El súpervillano Maldades, naturalmente.
Cara fea. Elegante capa negra. Molaba más. Todos los tópicos de un súpervillano en uno. Les relataré el porqué de mi defensa enconada.
Tardes lluviosas, el sofá y la relajación hogareña. Tele encendida. Yo, trastornado mental en versión niño. Serie infantil a 24 perfectos cuadros por segundo, ¡ahí veía al Supervillano Maldades haciendo cosas atroces como depilar al gato de... un bueno! ¡Cómo me molaban sus maldades políticamente correctas e inofensivas! Verbigracia, a una adolescente inocente la agarraba por las caderas. Con el inocentísimo pretexto de "¡es para mis experimentos!", la cogía porque sí y desaparecía.
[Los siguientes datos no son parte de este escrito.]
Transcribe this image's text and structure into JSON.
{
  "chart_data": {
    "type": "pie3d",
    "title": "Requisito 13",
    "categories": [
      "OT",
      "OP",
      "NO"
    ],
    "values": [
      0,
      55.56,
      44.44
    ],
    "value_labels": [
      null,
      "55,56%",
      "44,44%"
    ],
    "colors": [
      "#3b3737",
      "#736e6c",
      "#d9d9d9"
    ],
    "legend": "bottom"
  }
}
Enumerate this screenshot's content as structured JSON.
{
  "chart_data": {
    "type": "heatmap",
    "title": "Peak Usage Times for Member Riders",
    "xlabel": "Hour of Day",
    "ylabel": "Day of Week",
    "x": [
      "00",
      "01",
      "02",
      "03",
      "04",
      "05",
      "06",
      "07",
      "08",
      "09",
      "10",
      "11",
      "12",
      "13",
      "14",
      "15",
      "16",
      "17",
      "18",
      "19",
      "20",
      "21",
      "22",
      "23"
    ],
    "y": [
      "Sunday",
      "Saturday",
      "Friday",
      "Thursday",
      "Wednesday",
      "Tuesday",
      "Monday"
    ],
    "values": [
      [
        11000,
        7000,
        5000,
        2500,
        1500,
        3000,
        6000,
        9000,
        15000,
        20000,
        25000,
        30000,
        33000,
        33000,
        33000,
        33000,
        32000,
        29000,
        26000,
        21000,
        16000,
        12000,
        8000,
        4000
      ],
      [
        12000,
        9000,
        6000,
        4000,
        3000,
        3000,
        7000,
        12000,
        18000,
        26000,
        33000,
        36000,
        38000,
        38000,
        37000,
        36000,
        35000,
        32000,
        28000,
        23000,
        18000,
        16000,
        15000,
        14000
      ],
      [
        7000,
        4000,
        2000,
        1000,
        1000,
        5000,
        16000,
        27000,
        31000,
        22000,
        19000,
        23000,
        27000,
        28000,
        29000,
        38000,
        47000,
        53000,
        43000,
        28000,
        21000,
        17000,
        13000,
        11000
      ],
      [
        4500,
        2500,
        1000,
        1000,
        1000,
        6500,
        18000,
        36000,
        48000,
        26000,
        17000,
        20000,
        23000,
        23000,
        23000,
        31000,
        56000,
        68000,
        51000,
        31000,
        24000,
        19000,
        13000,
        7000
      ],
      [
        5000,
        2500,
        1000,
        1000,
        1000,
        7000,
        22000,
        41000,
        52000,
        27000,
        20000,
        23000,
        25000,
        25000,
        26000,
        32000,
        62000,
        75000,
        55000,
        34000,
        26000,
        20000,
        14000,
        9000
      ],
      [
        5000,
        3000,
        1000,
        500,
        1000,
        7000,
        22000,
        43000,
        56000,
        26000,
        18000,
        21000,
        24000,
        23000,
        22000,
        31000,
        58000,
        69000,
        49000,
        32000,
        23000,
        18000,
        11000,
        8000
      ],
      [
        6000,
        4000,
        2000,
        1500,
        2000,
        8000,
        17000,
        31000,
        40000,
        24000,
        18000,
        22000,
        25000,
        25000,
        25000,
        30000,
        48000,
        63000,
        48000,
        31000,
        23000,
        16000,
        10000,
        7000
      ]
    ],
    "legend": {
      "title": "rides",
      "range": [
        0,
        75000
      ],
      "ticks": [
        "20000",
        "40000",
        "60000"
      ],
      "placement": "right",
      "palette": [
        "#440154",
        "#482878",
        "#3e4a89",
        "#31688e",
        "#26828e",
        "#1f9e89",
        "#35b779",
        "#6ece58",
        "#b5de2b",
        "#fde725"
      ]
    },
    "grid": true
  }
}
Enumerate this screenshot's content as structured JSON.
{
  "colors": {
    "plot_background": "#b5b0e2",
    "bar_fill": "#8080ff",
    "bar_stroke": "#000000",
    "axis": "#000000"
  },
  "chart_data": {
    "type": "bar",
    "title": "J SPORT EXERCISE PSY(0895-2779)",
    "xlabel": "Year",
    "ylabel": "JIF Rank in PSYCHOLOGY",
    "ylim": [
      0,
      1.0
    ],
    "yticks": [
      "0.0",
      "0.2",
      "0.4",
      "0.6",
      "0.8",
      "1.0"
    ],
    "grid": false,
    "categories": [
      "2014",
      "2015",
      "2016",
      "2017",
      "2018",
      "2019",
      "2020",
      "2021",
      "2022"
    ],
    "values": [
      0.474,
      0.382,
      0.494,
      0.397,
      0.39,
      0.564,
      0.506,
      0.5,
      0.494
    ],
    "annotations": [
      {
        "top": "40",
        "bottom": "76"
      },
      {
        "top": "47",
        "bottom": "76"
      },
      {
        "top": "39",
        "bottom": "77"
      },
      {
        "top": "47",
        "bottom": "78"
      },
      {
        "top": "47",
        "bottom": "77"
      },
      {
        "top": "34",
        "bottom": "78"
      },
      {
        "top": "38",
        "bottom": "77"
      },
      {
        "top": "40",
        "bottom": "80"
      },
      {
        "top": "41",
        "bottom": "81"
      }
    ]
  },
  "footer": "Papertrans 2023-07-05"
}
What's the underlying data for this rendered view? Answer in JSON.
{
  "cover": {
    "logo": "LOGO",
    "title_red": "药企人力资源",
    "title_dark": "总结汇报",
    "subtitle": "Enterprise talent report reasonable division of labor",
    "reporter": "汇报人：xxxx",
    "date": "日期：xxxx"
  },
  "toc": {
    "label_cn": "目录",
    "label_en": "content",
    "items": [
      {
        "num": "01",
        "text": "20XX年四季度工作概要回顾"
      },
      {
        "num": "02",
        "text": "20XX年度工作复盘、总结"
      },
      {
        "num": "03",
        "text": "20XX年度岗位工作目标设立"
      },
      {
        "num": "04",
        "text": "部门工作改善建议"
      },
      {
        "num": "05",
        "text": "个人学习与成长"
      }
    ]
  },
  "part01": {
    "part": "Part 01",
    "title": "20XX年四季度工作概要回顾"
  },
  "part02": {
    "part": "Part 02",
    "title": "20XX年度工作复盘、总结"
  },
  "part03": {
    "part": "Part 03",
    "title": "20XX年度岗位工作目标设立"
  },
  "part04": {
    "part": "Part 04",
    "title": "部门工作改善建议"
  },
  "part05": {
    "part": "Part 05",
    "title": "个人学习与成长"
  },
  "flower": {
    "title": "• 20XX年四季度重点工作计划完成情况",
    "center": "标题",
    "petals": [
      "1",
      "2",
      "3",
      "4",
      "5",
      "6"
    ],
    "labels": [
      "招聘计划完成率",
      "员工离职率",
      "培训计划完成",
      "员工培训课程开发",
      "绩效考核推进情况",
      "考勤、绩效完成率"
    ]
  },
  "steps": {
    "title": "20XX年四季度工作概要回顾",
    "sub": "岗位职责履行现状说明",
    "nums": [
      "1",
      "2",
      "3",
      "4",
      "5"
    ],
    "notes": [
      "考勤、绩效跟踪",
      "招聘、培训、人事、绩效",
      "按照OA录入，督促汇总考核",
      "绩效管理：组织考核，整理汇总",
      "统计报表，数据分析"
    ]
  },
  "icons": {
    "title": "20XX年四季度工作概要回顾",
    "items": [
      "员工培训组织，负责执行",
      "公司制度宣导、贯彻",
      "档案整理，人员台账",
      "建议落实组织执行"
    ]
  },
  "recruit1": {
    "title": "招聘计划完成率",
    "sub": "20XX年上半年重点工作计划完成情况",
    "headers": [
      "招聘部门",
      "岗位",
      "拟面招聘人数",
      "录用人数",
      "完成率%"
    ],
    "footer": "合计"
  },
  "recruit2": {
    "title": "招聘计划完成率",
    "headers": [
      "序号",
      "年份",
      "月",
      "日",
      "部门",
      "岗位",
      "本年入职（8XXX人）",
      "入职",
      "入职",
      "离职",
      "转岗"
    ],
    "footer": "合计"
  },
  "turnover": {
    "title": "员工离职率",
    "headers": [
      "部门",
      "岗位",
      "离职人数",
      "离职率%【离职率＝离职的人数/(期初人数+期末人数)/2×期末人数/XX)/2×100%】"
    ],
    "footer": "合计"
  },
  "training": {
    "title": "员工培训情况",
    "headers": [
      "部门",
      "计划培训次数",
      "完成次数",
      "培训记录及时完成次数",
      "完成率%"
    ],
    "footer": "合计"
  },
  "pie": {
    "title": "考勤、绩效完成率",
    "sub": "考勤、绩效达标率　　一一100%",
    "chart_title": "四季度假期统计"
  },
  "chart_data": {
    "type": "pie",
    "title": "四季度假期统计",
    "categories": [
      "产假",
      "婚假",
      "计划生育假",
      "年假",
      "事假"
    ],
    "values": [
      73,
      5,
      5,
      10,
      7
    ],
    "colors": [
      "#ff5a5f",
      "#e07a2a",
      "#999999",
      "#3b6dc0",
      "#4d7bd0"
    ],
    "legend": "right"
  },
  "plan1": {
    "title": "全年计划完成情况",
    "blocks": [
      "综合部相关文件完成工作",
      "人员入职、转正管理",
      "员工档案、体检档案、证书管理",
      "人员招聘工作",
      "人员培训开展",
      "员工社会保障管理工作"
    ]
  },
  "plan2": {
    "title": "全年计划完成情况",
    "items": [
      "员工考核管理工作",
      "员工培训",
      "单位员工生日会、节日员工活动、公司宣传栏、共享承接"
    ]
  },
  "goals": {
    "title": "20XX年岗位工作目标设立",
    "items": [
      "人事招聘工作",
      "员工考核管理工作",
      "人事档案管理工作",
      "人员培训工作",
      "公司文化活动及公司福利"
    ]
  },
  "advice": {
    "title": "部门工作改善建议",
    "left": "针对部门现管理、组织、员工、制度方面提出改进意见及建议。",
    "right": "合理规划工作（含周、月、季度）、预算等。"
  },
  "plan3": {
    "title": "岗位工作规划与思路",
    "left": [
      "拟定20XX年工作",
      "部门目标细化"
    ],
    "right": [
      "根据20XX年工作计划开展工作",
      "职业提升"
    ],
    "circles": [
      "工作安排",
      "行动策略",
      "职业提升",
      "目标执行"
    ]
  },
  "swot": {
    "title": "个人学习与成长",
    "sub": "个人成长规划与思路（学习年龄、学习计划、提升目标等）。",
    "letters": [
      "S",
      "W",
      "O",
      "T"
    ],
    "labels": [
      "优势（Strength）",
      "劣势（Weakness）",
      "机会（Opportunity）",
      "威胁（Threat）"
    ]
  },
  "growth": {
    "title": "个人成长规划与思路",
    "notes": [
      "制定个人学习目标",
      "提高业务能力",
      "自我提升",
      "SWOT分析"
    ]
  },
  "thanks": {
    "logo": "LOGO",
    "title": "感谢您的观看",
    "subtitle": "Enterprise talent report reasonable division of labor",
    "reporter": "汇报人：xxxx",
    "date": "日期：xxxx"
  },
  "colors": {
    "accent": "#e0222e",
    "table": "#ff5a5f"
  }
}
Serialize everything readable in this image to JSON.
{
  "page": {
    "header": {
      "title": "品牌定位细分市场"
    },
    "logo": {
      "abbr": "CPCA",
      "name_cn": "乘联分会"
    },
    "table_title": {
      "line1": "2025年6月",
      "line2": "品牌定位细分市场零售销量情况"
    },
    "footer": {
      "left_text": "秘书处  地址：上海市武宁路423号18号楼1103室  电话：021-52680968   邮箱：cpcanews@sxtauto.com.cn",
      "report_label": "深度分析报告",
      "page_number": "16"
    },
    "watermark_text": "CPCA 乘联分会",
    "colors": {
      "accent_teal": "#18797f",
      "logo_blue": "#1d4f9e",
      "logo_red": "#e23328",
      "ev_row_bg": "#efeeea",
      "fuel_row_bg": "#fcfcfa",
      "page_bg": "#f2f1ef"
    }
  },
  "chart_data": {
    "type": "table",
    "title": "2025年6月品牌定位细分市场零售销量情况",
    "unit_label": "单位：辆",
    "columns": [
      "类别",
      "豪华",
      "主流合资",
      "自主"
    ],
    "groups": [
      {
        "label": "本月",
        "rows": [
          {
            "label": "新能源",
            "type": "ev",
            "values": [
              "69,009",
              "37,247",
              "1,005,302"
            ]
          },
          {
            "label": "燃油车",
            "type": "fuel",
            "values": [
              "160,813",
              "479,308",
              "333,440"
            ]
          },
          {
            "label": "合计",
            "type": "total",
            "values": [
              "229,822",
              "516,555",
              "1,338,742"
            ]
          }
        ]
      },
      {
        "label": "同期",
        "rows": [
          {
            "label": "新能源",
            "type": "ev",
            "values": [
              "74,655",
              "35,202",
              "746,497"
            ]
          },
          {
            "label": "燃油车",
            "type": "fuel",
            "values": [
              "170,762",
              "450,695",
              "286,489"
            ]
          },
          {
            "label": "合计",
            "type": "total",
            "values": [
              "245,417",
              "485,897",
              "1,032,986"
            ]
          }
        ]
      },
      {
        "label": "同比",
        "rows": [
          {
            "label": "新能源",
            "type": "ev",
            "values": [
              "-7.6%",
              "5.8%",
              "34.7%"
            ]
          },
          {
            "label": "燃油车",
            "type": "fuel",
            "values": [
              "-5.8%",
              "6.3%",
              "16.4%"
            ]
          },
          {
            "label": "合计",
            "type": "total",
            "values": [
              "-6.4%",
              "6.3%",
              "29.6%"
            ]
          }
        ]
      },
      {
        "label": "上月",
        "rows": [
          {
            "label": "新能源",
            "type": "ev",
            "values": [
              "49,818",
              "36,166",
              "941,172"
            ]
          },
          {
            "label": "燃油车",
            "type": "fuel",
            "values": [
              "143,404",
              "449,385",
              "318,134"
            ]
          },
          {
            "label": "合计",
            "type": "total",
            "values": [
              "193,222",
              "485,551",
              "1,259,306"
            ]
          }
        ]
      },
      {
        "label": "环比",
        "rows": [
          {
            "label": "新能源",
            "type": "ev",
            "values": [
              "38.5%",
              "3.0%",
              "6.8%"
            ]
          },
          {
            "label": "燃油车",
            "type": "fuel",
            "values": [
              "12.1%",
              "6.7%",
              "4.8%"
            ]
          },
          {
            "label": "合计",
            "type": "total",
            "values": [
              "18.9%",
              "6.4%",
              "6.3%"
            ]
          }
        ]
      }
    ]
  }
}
Se sabía enseguida, por parte de los repelentes y rubios buenos, el paradero del Mal y la típica chica secuestrada. Realidad. Yo berreaba. Deseaba que el Mal triunfara por mera curiosidad y cambio de rutina, como quien quiere que el Coyote atrape al Correcaminos. Ficción. Llegó el momento. Maldades golpeaba cojonudamente. Buenos, mucha chiripa en sus débiles golpes sabiendo que el guión estaba a su favor. Muy mal estuvo el Mal. Pisó un cable pelado. Actuó de pena -realidad: un ex-luchador de lucha libre interpretaba al Mal, vaya-. Y la diñó. Salvóse la fémina. Los buenos se marcaban el tanto y chocaban sus repugnantes y tersas palmas.
Perra realidad. Mi clase de Primaria. Discusión televisiva. Yo gritaba: ¡El Mal mola! Profundo desacuerdo en el resto del grupo, ¡les oías decir que el Bien molaba trescientas veces más porque sí! Cuántas mañanas perdidas, cuántos tiempos muertos bien aprovechados en pos de la construcción de un extraordinario freak.